The need to make changes to prevent anti-competitive practices could be read in the context of the Competition Commission of India's imposition of two massive fines on Google.
A fine of ₹1,337 crore was imposed on Google in October last year by the commission for abusing its dominant position in multiple markets in the android mobile device ecosystem. Additionally, the company was directed to cease and desist from unfair business practices. A separate fine amounting to ₹936.44 crore was imposed on Google by the commission for "abusing its dominant position with respect to its 'play store' policies".
Meanwhile, on May 22, the European Union imposed a record fine of €1.2 billion (US $1.3 billion) on Meta for violating Global Data Protection Regulations on cross-border data transfers, a fact mentioned by Chandrasekhar in the second consultation.
The aim is to be able to respond quickly through regulations so that we don't have to go through the "painful process" of legislating every time, Chandrasekhar said during the consultation.
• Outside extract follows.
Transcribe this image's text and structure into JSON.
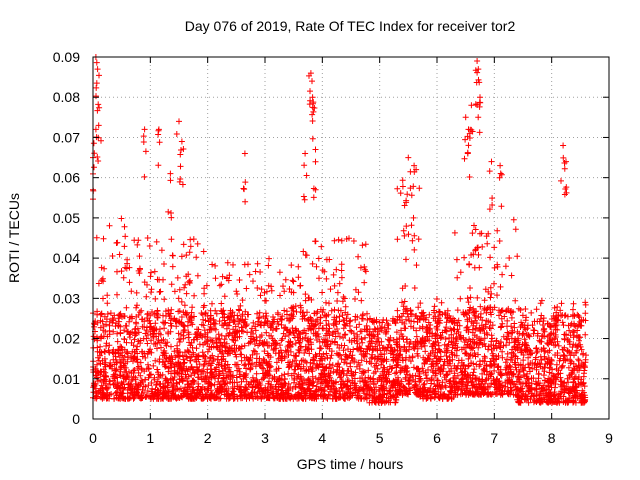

From what has emerged through the consultation process till now, the Union government may leave specific details on implementation and execution of the Bill to be decided later by the executive. This itself is not uncommon, since the Parliament is not expected to have the time or expertise to deal with technical and situational intricacies while enacting laws; and the notification of Rules in the official gazette is needed for the coming into operation of legislation.
However, since the executive holds discretion over subordinate legislation, the amount of detail laid down in the primary legislation, which has to go through parliamentary scrutiny, is significant. This is particularly concerning as the Union government has made controversial changes to cyber laws by introducing new Information Technology Rules twice in the recent past.
The devil may yet be in the details which the Digital India Bill leaves for later.